Ne yöne gidersen git; yanlış değilsin, hiç de olmadın
Her zaman elindeki hoşuna gitmeyecek!
Her zaman meyve vermeyecek çiçek,
Her zaman hayat, istediğin gibi olmayacak
Ve bazen hiç kolay olmayacak…
Kalbindeki o yoğunluk hemen geçsin gitsin isteyeceksin
Ama geçmeyecek, sen kaçtıkça hayat da karışıp duracak!
Aslında hayat, elindekiyle ne yapabileceğinle ilgili ama hayatın koşturma hali bize bunu unutturup duruyor.
Evet, belki her zaman elindeki ve yapabildiklerin hoşuna gitmeyecek,
Başkalarının elindekiler ve yapabildikleri ile kendini kıyaslamaya başlayacaksın,
Kendini dev aynasında görenlerin gazabına uğrayacak, belki yolunu bile şaşıracaksın.

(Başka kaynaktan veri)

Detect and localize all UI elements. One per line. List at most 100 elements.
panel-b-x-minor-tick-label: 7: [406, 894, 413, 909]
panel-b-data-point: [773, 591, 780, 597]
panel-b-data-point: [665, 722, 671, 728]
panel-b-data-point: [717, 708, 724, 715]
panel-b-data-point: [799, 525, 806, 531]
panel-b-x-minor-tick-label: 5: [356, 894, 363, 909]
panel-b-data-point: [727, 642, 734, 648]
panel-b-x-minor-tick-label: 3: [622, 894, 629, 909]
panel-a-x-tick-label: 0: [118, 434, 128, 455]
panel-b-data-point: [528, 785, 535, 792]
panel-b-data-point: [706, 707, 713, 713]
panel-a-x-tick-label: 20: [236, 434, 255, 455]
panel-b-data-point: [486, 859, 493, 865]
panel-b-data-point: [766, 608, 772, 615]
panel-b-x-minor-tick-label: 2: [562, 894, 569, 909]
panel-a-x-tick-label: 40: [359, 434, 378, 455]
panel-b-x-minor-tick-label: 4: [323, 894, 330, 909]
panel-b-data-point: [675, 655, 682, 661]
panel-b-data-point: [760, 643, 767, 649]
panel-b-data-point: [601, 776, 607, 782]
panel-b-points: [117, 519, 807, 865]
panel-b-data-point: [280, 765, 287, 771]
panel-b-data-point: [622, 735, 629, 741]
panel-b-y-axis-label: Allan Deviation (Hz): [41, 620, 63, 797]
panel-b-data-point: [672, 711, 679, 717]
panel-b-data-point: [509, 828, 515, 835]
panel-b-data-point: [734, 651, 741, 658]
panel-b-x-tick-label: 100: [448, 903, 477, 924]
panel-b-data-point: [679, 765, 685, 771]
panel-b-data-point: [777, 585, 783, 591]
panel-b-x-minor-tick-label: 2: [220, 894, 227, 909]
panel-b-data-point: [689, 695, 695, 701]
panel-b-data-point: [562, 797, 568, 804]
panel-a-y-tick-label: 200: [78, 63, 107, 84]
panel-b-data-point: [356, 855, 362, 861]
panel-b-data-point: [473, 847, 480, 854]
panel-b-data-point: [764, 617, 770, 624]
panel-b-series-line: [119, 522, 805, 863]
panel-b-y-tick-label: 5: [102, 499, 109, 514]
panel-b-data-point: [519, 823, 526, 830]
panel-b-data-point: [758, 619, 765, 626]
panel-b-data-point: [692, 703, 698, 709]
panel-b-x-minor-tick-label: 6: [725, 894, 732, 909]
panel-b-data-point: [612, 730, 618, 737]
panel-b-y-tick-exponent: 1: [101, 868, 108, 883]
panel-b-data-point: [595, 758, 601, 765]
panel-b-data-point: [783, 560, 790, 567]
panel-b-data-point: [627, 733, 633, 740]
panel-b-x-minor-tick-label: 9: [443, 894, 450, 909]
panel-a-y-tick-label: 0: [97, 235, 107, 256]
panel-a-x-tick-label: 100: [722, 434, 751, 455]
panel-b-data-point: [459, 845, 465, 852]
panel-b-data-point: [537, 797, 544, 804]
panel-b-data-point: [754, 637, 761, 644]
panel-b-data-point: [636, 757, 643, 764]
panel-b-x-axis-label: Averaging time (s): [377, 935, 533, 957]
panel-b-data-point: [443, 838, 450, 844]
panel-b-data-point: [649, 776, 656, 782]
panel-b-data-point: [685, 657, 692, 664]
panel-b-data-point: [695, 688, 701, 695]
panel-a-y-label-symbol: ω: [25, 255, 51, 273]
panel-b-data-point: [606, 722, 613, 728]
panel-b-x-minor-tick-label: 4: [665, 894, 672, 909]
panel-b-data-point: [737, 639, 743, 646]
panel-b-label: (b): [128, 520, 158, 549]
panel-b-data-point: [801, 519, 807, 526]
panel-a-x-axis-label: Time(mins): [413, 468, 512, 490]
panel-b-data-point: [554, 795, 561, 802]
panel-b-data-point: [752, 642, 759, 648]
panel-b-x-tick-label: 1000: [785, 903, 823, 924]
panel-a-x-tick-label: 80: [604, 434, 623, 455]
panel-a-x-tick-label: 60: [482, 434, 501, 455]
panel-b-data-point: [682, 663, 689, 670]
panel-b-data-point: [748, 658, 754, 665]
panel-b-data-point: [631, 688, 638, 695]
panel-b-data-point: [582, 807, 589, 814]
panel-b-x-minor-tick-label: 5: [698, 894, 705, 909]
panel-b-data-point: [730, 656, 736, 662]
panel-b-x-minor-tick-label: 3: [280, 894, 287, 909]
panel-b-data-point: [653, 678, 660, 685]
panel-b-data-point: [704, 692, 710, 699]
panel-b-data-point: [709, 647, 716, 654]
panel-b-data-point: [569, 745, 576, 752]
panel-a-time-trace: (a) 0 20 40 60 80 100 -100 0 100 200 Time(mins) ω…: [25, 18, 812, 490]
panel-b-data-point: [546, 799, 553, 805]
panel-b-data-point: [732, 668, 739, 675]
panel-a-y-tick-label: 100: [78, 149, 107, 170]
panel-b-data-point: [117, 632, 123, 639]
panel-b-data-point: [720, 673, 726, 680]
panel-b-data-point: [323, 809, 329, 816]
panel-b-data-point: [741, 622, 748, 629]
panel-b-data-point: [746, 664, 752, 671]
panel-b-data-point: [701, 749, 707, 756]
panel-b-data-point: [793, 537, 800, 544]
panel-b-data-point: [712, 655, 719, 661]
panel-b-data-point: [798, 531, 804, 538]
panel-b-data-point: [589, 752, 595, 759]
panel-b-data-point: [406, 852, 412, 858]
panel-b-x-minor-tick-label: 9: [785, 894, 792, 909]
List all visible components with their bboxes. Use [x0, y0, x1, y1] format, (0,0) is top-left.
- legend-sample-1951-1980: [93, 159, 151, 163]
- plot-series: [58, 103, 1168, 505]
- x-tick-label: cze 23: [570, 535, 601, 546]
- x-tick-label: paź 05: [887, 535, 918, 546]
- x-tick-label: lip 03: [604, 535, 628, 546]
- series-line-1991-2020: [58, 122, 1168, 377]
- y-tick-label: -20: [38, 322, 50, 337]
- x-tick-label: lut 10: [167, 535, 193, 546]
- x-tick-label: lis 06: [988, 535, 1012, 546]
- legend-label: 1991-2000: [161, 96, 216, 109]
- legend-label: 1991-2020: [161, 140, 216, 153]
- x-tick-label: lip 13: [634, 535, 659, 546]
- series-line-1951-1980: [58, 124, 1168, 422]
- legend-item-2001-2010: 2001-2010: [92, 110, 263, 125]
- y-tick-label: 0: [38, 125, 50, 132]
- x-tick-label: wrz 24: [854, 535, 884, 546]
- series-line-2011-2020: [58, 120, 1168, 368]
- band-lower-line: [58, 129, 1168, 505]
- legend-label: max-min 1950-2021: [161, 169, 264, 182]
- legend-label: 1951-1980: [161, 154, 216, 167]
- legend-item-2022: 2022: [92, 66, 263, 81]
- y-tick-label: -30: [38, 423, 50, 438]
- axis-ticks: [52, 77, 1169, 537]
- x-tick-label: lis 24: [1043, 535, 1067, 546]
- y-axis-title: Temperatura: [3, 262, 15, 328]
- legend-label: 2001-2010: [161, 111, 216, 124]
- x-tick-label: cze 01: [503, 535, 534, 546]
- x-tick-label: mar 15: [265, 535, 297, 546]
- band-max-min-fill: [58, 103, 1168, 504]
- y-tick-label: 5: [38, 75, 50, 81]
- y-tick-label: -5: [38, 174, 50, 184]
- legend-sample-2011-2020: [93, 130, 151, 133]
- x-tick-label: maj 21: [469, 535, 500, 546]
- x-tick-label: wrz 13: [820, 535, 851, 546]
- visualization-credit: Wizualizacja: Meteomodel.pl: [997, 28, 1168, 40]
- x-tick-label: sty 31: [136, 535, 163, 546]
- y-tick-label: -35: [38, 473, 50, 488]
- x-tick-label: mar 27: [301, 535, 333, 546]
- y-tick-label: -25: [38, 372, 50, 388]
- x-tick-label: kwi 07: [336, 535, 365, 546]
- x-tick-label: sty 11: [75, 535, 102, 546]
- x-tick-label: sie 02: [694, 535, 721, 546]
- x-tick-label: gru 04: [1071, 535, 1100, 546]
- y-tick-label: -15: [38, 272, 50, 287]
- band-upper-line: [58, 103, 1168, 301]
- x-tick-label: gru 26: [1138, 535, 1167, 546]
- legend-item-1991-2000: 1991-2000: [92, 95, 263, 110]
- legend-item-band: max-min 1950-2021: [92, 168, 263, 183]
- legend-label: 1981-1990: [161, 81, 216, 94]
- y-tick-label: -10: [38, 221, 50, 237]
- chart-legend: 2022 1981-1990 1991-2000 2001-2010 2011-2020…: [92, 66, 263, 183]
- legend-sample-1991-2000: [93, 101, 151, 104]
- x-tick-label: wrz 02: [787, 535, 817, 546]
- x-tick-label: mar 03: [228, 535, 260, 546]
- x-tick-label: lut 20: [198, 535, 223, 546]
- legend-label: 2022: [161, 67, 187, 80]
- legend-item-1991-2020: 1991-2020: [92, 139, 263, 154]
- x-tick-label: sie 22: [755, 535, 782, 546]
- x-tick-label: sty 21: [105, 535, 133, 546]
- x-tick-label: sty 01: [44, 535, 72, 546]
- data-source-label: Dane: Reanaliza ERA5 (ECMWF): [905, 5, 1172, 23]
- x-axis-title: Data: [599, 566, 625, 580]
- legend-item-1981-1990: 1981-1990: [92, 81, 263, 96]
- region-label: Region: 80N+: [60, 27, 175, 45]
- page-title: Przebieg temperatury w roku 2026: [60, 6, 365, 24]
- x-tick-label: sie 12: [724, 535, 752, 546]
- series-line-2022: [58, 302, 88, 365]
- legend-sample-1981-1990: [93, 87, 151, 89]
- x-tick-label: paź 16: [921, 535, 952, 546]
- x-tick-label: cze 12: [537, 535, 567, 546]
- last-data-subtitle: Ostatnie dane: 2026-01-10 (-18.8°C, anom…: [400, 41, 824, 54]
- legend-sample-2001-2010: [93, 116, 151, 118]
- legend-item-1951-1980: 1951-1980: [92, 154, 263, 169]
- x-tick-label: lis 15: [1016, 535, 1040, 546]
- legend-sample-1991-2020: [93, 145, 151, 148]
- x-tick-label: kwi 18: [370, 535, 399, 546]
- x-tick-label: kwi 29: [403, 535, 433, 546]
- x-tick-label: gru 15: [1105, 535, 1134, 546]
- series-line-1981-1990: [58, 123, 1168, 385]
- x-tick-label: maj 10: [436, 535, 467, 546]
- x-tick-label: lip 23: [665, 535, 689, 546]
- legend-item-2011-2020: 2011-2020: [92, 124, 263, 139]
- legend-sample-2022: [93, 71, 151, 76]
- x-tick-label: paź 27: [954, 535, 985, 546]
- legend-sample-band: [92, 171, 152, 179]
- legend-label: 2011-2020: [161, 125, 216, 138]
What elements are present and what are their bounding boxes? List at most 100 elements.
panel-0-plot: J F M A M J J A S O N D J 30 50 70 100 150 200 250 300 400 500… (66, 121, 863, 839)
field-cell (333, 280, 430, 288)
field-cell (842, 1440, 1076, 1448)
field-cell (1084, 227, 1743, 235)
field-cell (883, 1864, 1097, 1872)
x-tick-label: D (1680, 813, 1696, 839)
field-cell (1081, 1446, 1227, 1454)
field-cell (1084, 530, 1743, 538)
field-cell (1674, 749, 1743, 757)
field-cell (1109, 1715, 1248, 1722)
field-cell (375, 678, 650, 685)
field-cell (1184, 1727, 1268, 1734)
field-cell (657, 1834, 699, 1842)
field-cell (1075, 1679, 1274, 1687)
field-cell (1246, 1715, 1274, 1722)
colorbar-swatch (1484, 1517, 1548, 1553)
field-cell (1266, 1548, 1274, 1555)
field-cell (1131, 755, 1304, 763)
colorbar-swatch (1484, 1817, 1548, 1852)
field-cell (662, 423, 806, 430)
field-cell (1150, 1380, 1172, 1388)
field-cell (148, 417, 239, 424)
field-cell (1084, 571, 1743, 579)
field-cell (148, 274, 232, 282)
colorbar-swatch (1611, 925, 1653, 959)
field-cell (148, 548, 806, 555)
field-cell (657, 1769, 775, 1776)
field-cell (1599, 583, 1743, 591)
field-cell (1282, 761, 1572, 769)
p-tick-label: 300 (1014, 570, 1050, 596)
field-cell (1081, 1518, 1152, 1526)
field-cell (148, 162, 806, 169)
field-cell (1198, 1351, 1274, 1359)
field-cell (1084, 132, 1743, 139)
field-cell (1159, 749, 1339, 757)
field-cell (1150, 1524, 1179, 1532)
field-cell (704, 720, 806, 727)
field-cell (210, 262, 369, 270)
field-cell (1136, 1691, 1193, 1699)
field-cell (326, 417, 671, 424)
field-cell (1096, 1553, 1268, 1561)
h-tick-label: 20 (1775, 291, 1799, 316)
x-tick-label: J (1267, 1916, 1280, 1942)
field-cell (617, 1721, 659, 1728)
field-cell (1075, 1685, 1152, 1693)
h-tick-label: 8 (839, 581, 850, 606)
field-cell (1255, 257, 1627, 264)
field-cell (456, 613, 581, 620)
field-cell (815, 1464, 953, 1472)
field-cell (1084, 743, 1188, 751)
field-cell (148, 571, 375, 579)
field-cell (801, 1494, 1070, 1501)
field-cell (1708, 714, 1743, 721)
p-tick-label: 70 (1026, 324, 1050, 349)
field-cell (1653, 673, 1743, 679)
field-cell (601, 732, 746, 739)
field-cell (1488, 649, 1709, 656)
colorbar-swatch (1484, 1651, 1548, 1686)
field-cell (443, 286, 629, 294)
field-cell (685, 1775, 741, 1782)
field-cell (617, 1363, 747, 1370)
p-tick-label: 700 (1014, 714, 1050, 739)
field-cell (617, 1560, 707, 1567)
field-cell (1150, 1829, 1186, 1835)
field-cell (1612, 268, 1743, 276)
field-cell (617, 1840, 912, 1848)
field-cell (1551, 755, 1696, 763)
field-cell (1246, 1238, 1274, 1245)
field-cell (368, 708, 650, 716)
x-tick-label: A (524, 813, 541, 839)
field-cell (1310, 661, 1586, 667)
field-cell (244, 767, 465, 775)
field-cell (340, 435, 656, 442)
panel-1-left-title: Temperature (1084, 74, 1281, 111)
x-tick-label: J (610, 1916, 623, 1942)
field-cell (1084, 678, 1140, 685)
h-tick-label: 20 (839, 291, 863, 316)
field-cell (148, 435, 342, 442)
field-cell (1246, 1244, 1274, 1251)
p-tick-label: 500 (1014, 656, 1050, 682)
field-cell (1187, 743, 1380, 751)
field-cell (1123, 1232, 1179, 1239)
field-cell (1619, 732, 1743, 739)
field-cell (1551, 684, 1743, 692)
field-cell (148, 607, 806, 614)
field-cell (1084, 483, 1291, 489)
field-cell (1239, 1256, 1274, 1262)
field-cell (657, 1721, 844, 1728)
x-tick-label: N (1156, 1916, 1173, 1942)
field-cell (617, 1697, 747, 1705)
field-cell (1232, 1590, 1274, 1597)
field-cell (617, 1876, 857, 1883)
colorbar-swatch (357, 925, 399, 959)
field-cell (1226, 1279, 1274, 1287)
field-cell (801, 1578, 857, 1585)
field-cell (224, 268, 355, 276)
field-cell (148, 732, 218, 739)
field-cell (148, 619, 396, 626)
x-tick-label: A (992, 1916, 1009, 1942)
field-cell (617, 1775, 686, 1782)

Modern dünyanın spiritüel kelimesi olan ‘kabul’, uzaklardaki bir ülkenin cümlesi olacak.
İşte o zaman kabul edememe halini kabul etmeyi öğreneceksin.
Gerçeği görmeye istekli olduğunda,
Hayatın sana hep verdiğini idrak edeceksin!
Sadece senin düşündüğün gibi vermediğini göreceksin.
İşte o zaman burası dönüşmeye başlayacak!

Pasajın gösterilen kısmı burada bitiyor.